Astoria School District’s students often perform better than the state average, said Superintendent Craig Hoppes. But like with other districts nationwide, there remains an achievement gap, in Astoria with Hispanics and low-income students.
“It’s more of an opportunity gap than it is an achievement gap,” said Hoppes, updating the Astoria School Board on the issue Wednesday. “We have some kids who don’t have the opportunities of other kids.”
Both the district and the school board have made creating an equitable environment for all students a long-term goal.
Curriculum director Melissa Linder brought forth a study on the achievement gap in Astoria, with the help of the Oregon Department of Education’s second-annual Kindergarten Assessment, made public Wednesday.
“We’re trying to level the playing field so everyone starts at the same point,” said Linder.
Hispanic and lower-income students have similar and sometimes better rates of attendance to their piers, said Linder, but they still start school with fewer language and mathematics skills then their peers. Hispanic-speaking kindergartners in the kindergarten assessment knew a small fraction of the letters in their native language that their English-speaking peers did.
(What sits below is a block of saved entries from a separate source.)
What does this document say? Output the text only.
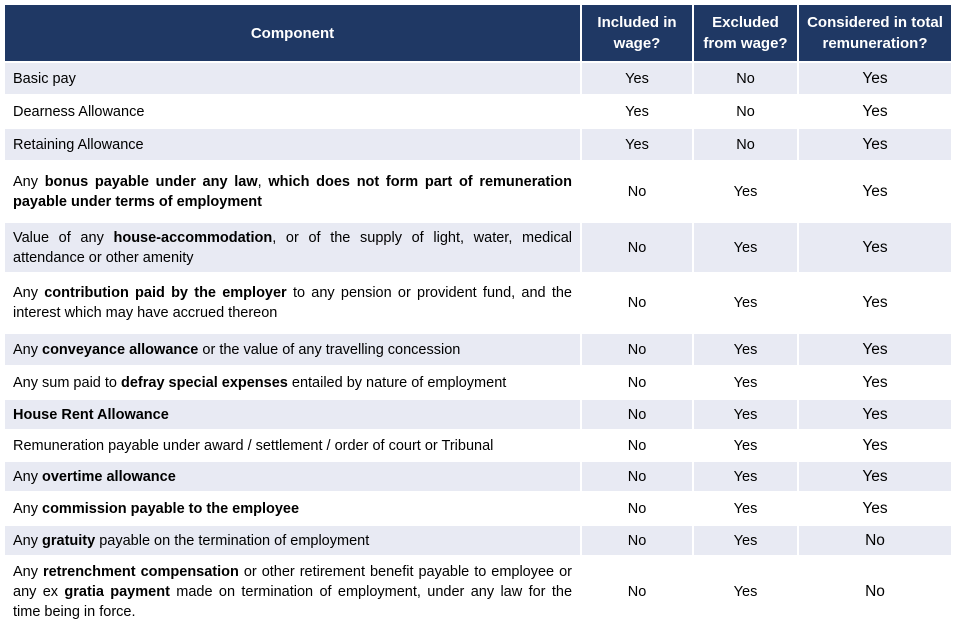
Component	Included in wage?	Excluded from wage?	Considered in total remuneration?
Basic pay	Yes	No	Yes
Dearness Allowance	Yes	No	Yes
Retaining Allowance	Yes	No	Yes
Any bonus payable under any law, which does not form part of remuneration payable under terms of employment	No	Yes	Yes
Value of any house-accommodation, or of the supply of light, water, medical attendance or other amenity	No	Yes	Yes
Any contribution paid by the employer to any pension or provident fund, and the interest which may have accrued thereon	No	Yes	Yes
Any conveyance allowance or the value of any travelling concession	No	Yes	Yes
Any sum paid to defray special expenses entailed by nature of employment	No	Yes	Yes
House Rent Allowance	No	Yes	Yes
Remuneration payable under award / settlement / order of court or Tribunal	No	Yes	Yes
Any overtime allowance	No	Yes	Yes
Any commission payable to the employee	No	Yes	Yes
Any gratuity payable on the termination of employment	No	Yes	No
Any retrenchment compensation or other retirement benefit payable to employee or any ex gratia payment made on termination of employment, under any law for the time being in force.	No	Yes	No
“We know that the quicker they have literacy in their language, the better they are at acquiring English,” said Linder.
As English as a Second Language (ESL) students struggle to learn English, staff often lack the Spanish skills to best help them.
The district, which currently removes ESL students to a separate class to work on English, is forming a plan to embed bilingual ESL staff in several targeted multilingual classrooms including students learning English. Linder said the effort wouldn’t take any additional staffing and has good buy-in from existing employees, who would train over the summer for the arrangement.
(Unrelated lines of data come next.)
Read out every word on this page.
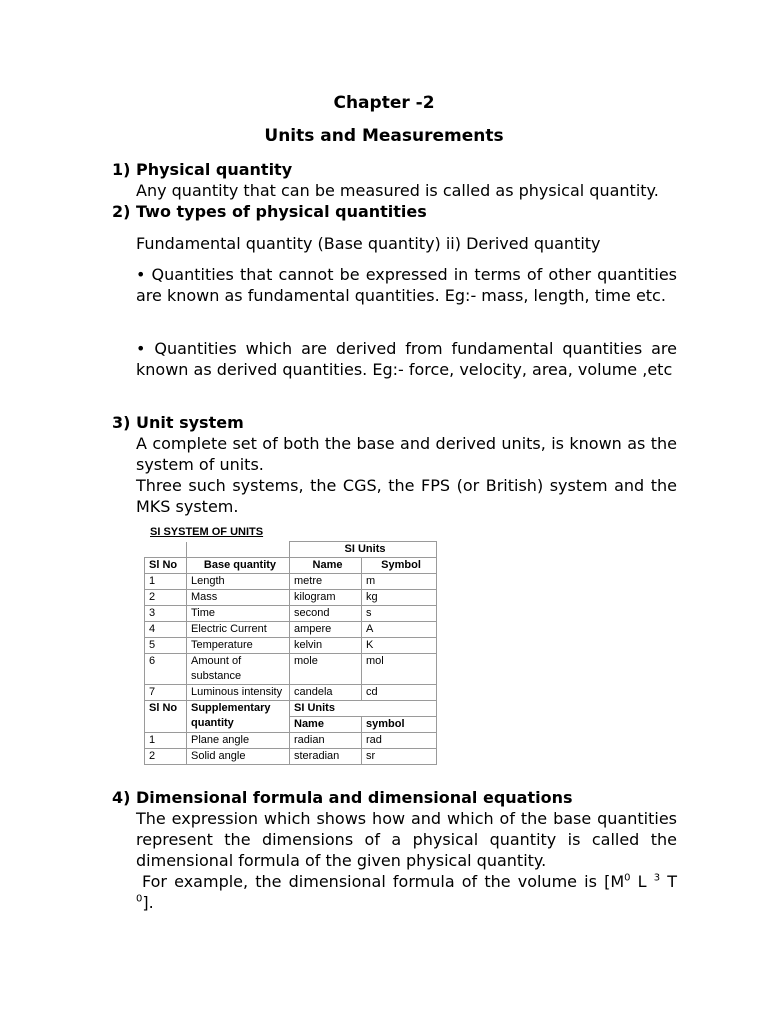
Chapter -2
Units and Measurements
1) Physical quantity

Any quantity that can be measured is called as physical quantity.

2) Two types of physical quantities

Fundamental quantity (Base quantity) ii) Derived quantity

• Quantities that cannot be expressed in terms of other quantities are known as fundamental quantities. Eg:- mass, length, time etc.

• Quantities which are derived from fundamental quantities are known as derived quantities. Eg:- force, velocity, area, volume ,etc

3) Unit system

A complete set of both the base and derived units, is known as the system of units.

Three such systems, the CGS, the FPS (or British) system and the MKS system.

SI SYSTEM OF UNITS
		SI Units	
Sl No	Base quantity	Name	Symbol
1	Length	metre	m
2	Mass	kilogram	kg
3	Time	second	s
4	Electric Current	ampere	A
5	Temperature	kelvin	K
6	Amount of substance	mole	mol
7	Luminous intensity	candela	cd
Sl No	Supplementary quantity	SI Units	
		Name	symbol
1	Plane angle	radian	rad
2	Solid angle	steradian	sr
4) Dimensional formula and dimensional equations

The expression which shows how and which of the base quantities represent the dimensions of a physical quantity is called the dimensional formula of the given physical quantity.

For example, the dimensional formula of the volume is [$M^0$ L $^3$ T

$^0$].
“This could have the biggest impact on us as a district,” said Hoppes, pointing toward bilingualism as an increasing priority in hiring.
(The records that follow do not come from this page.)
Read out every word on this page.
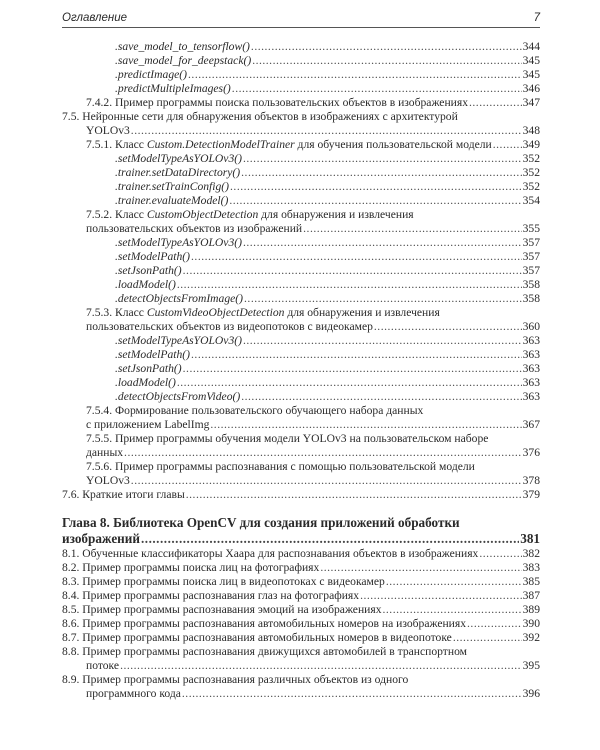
Оглавление	7
.save_model_to_tensorflow() .....	344
.save_model_for_deepstack() .....	345
.predictImage() .....	345
.predictMultipleImages() .....	346
7.4.2. Пример программы поиска пользовательских объектов в изображениях .....	347
7.5. Нейронные сети для обнаружения объектов в изображениях с архитектурой
YOLOv3 .....	348
7.5.1. Класс Custom.DetectionModelTrainer для обучения пользовательской модели .....	349
.setModelTypeAsYOLOv3() .....	352
.trainer.setDataDirectory() .....	352
.trainer.setTrainConfig() .....	352
.trainer.evaluateModel() .....	354
7.5.2. Класс CustomObjectDetection для обнаружения и извлечения
пользовательских объектов из изображений .....	355
.setModelTypeAsYOLOv3() .....	357
.setModelPath() .....	357
.setJsonPath() .....	357
.loadModel() .....	358
.detectObjectsFromImage() .....	358
7.5.3. Класс CustomVideoObjectDetection для обнаружения и извлечения
пользовательских объектов из видеопотоков с видеокамер .....	360
.setModelTypeAsYOLOv3() .....	363
.setModelPath() .....	363
.setJsonPath() .....	363
.loadModel() .....	363
.detectObjectsFromVideo() .....	363
7.5.4. Формирование пользовательского обучающего набора данных
с приложением LabelImg .....	367
7.5.5. Пример программы обучения модели YOLOv3 на пользовательском наборе
данных .....	376
7.5.6. Пример программы распознавания с помощью пользовательской модели
YOLOv3 .....	378
7.6. Краткие итоги главы .....	379
Глава 8. Библиотека OpenCV для создания приложений обработки
изображений .....	381
8.1. Обученные классификаторы Хаара для распознавания объектов в изображениях .....	382
8.2. Пример программы поиска лиц на фотографиях .....	383
8.3. Пример программы поиска лиц в видеопотоках с видеокамер .....	385
8.4. Пример программы распознавания глаз на фотографиях .....	387
8.5. Пример программы распознавания эмоций на изображениях .....	389
8.6. Пример программы распознавания автомобильных номеров на изображениях .....	390
8.7. Пример программы распознавания автомобильных номеров в видеопотоке .....	392
8.8. Пример программы распознавания движущихся автомобилей в транспортном
потоке .....	395
8.9. Пример программы распознавания различных объектов из одного
программного кода .....	396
There’s a broad spectrum of literacy at home regardless of the language, she said, and there are students in Hispanic-speaking families doing fine. The district needs to figure out why. The district hopes to provide training in English for parents and in Spanish for teachers.
The district first needs to create a strategic plan, one of the school board’s goals from last year, focusing on equitable — as opposed to identical — educational approaches for students facing different challenges. Hoppes said the district hopes to finish the strategic plan, which will frame its other efforts, by April.
After the strategic plan is complete, the district will focus more on the achievement compact. The district wants a quick fix to the problem, said Hoppes, but the more realistic time line is six to 10 years to address systemic problems that often leave some many Hispanic and low-income students behind.
According to the Oregon Education Investment Board’s report “Equity Lens,” students of color comprise 30 percent of enrollment in Oregon K-12. Putting the issue into a larger context, Hoppes referenced a statement from the report on the economic impacts of the issue: “The persistent educational disparities have cost Oregon billions of dollars in lost economic output and these losses are compounded every year we choose not to properly address these inequalities.”